Proponents of the technology see it as a logical next step in the evolution of pet healthcare.
“As a nation, we are now accustomed to using wearable technology to monitor our own health,” Marcel Sarzen, President and CEO of the pet wearable startup Vetrax, pointed out in a recent press release. “With more than 50% of dogs in the USA already obese, we believe that there is a huge opportunity for this technology be equally helpful in improving the health and wellbeing of our dogs – a win, for the dog, for the pet parent and, of course, for the clinical team.”
Sarzen’s perspective draws on a wealth of survey data. In 2018, Vetrax polled nearly 100 veterinary clinicians on their experience using the company’s wearable sensor. The sensor, which analyzes and shares collected data via a mobile app, helps clinicians and owners monitor specific aspects of a pet’s behaviors that could impact treatment, such as shaking and scratching.

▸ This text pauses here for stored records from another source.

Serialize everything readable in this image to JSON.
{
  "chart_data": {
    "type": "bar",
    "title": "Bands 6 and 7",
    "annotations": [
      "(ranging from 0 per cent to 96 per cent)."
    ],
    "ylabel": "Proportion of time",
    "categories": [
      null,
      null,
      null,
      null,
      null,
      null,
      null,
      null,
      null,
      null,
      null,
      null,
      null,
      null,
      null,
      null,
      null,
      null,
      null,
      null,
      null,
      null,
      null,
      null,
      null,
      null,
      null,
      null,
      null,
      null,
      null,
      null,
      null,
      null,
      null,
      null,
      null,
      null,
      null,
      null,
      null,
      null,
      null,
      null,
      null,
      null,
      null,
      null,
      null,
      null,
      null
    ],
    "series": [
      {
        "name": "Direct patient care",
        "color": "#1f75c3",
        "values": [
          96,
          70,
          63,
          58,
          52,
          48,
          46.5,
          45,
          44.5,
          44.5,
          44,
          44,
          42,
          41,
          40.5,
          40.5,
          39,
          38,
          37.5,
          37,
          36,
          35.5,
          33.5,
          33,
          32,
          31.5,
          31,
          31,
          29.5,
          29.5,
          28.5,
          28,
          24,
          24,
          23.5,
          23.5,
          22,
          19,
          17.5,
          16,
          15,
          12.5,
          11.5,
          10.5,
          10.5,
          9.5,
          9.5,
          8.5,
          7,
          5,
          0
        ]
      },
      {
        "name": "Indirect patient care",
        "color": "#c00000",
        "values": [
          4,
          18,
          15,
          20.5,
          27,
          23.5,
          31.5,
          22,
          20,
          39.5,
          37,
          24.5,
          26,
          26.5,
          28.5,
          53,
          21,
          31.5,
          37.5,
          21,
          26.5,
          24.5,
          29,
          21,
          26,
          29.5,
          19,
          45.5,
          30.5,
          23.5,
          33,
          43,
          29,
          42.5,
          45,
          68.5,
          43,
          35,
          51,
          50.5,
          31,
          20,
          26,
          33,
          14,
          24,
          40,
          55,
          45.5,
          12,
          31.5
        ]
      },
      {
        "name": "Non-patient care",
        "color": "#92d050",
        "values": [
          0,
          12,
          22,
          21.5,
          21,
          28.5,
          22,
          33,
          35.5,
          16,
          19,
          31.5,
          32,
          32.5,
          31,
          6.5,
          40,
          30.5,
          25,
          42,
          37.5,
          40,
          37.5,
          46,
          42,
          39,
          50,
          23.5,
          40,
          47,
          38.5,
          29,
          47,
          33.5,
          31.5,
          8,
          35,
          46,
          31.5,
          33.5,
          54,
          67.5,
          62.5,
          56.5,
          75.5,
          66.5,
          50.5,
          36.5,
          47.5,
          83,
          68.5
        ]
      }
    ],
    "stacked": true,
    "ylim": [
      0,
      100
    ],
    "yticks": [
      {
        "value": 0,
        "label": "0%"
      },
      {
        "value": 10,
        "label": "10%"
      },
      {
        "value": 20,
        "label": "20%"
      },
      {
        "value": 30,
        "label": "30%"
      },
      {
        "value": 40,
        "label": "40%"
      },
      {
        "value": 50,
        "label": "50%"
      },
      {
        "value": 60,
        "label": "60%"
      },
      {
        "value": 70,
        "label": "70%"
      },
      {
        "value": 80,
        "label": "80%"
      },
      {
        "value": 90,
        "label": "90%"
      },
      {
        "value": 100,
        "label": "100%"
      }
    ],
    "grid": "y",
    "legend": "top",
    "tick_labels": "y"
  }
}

Overall, 83 percent of surveyed veterinarians shared that they were “very satisfied” or “satisfied” with its use, and 85 percent said they would recommend the product to a colleague. Of all users, 88 percent said that they found Vetrax’s wearable most useful in “monitoring the behaviors of patients experiencing cases of allergy flare-ups or other dermatological conditions.” Other valuable applications included “monitoring the behaviors of dogs which were overweight or diabetic,” monitoring patients’ mobility,” and assessing seizures and anxiety symptoms.
There’s no question that having more data about a patient’s condition can help clinicians make better treatment decisions and gain a more detailed understanding of their patient’s case — we’ve seen as much in human medicine. While pet wearables are not yet widely used in animal health practices, such tools pose an exciting new opportunity to improve animal health and give owners a greater ability to both understand and be involved in their pet’s wellness journey. With luck and effort, it seems reasonable to think that wearable can bring as much benefit to the veterinary sector as they do to the human health and wellness industry.